Transmission automatique

Mario Kart bénéficie donc d’un capital sympathie très élevé. À travers les générations de consoles, les parents y ont très certainement joué et les plus jeunes ont découvert le dernier épisode sur Switch. Celui-ci est probablement le plus complet et fignolé de la série (on vous le recommande !).
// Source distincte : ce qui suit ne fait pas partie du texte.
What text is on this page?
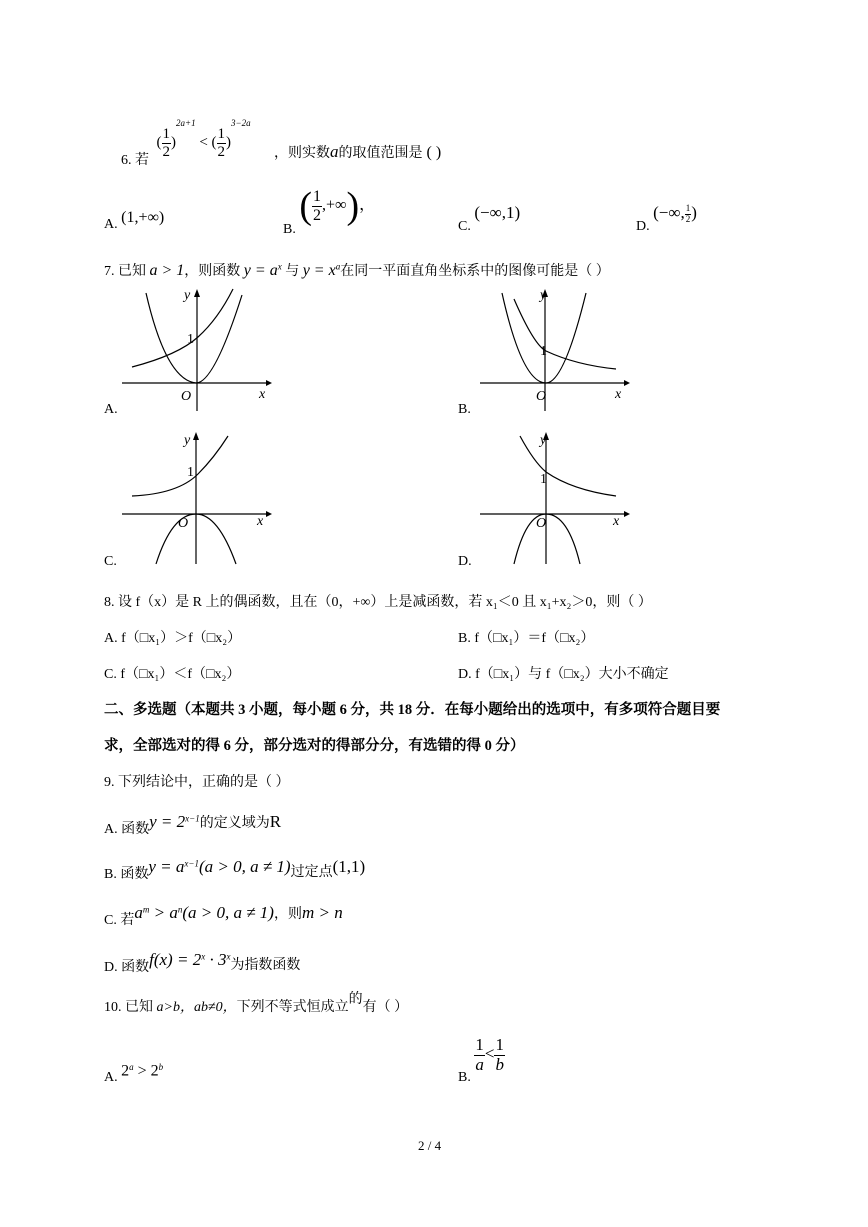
6. 若 ( $\frac{1}{2} )^{2a+1}$ < ( $\frac{1}{2} )^{3-2a}$
，则实数a的取值范围是 ( )
A. (1,+∞)
B. ( $\frac{1}{2}$ ,+∞)，
C. (−∞,1)
D. (−∞, $\frac{1}{2}$ )
7. 已知 a > 1，则函数 $y = a^x$ 与 $y = x^a$在同一平面直角坐标系中的图像可能是（ ）
y
x
O
1
A.
y
x
O
1
B.
y
x
O
1
C.
y
x
O
1
D.
8. 设 f（x）是 R 上的偶函数，且在（0，+∞）上是减函数，若 x₁＜0 且 x₁+x₂＞0，则（ ）
A. f（□x₁）＞f（□x₂）	B. f（□x₁）＝f（□x₂）
C. f（□x₁）＜f（□x₂）	D. f（□x₁）与 f（□x₂）大小不确定
二、多选题（本题共 3 小题，每小题 6 分，共 18 分．在每小题给出的选项中，有多项符合题目要
求，全部选对的得 6 分，部分选对的得部分分，有选错的得 0 分）
9. 下列结论中，正确的是（ ）
A. 函数$y = 2^{x-1}$的定义域为R
B. 函数$y = a^{x-1}(a > 0$, a ≠ 1)过定点(1,1)
C. 若$a^m > a^n(a > 0$, a ≠ 1)，则m > n
D. 函数$f(x) = 2^x \cdot 3^x$为指数函数
10. 已知 a>b，ab≠0，下列不等式恒成立的有（ ）
A. $2^a > 2^b$
B.
$\frac{1}{a} < \frac{1}{b}$
2 / 4
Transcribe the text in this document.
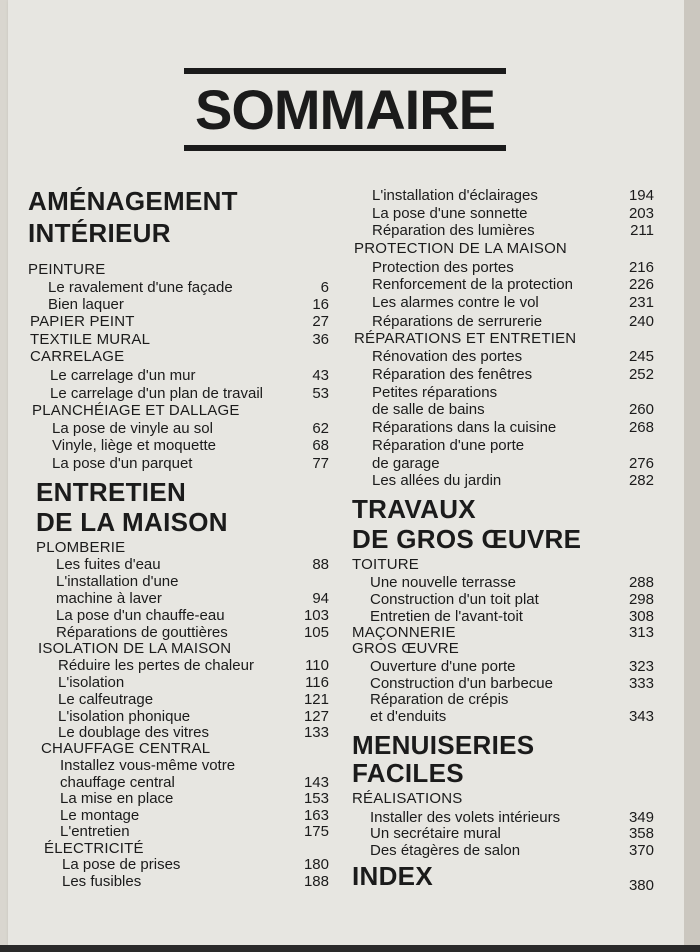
SOMMAIRE
AMÉNAGEMENT
INTÉRIEUR
PEINTURE
Le ravalement d'une façade	6
Bien laquer	16
PAPIER PEINT	27
TEXTILE MURAL	36
CARRELAGE
Le carrelage d'un mur	43
Le carrelage d'un plan de travail	53
PLANCHÉIAGE ET DALLAGE
La pose de vinyle au sol	62
Vinyle, liège et moquette	68
La pose d'un parquet	77
ENTRETIEN
DE LA MAISON
PLOMBERIE
Les fuites d'eau	88
L'installation d'une
machine à laver	94
La pose d'un chauffe-eau	103
Réparations de gouttières	105
ISOLATION DE LA MAISON
Réduire les pertes de chaleur	110
L'isolation	116
Le calfeutrage	121
L'isolation phonique	127
Le doublage des vitres	133
CHAUFFAGE CENTRAL
Installez vous-même votre
chauffage central	143
La mise en place	153
Le montage	163
L'entretien	175
ÉLECTRICITÉ
La pose de prises	180
Les fusibles	188
L'installation d'éclairages	194
La pose d'une sonnette	203
Réparation des lumières	211
PROTECTION DE LA MAISON
Protection des portes	216
Renforcement de la protection	226
Les alarmes contre le vol	231
Réparations de serrurerie	240
RÉPARATIONS ET ENTRETIEN
Rénovation des portes	245
Réparation des fenêtres	252
Petites réparations
de salle de bains	260
Réparations dans la cuisine	268
Réparation d'une porte
de garage	276
Les allées du jardin	282
TRAVAUX
DE GROS ŒUVRE
TOITURE
Une nouvelle terrasse	288
Construction d'un toit plat	298
Entretien de l'avant-toit	308
MAÇONNERIE	313
GROS ŒUVRE
Ouverture d'une porte	323
Construction d'un barbecue	333
Réparation de crépis
et d'enduits	343
MENUISERIES
FACILES
RÉALISATIONS
Installer des volets intérieurs	349
Un secrétaire mural	358
Des étagères de salon	370
INDEX	380
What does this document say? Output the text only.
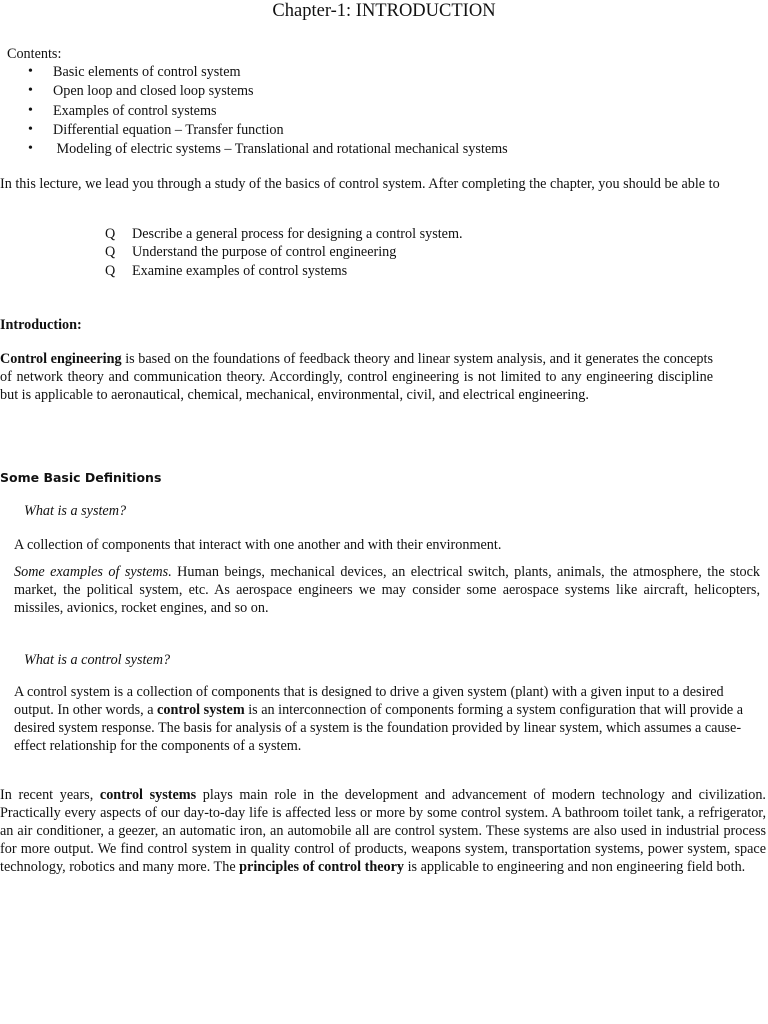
Chapter-1: INTRODUCTION
Contents:
• Basic elements of control system
• Open loop and closed loop systems
• Examples of control systems
• Differential equation – Transfer function
• Modeling of electric systems – Translational and rotational mechanical systems
In this lecture, we lead you through a study of the basics of control system. After completing the chapter, you should be able to
Q Describe a general process for designing a control system.
Q Understand the purpose of control engineering
Q Examine examples of control systems
Introduction:
Control engineering is based on the foundations of feedback theory and linear system analysis, and it generates the concepts of network theory and communication theory. Accordingly, control engineering is not limited to any engineering discipline but is applicable to aeronautical, chemical, mechanical, environmental, civil, and electrical engineering.
Some Basic Definitions
What is a system?
A collection of components that interact with one another and with their environment.
Some examples of systems. Human beings, mechanical devices, an electrical switch, plants, animals, the atmosphere, the stock market, the political system, etc. As aerospace engineers we may consider some aerospace systems like aircraft, helicopters, missiles, avionics, rocket engines, and so on.
What is a control system?
A control system is a collection of components that is designed to drive a given system (plant) with a given input to a desired output. In other words, a control system is an interconnection of components forming a system configuration that will provide a desired system response. The basis for analysis of a system is the foundation provided by linear system, which assumes a cause- effect relationship for the components of a system.
In recent years, control systems plays main role in the development and advancement of modern technology and civilization. Practically every aspects of our day-to-day life is affected less or more by some control system. A bathroom toilet tank, a refrigerator, an air conditioner, a geezer, an automatic iron, an automobile all are control system. These systems are also used in industrial process for more output. We find control system in quality control of products, weapons system, transportation systems, power system, space technology, robotics and many more. The principles of control theory is applicable to engineering and non engineering field both.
Maintenant, imaginez-vous, face à l’écran de service de téléchargement de votre smartphone. Vous aimeriez un jeu, peut-être même un à destination d’un bambin. Qu’allez-vous choisir entre la bonhomie de la tête moustachue, néanmoins connue, de Mario sur son kart, ou les cent cinquante autres titres dont vous n’avez jamais entendu parler ? On vous laisse réfléchir, mais nous, on est persuadé que ça ne vous prendra pas longtemps. On vous a dit qu’il était gratuit aussi ?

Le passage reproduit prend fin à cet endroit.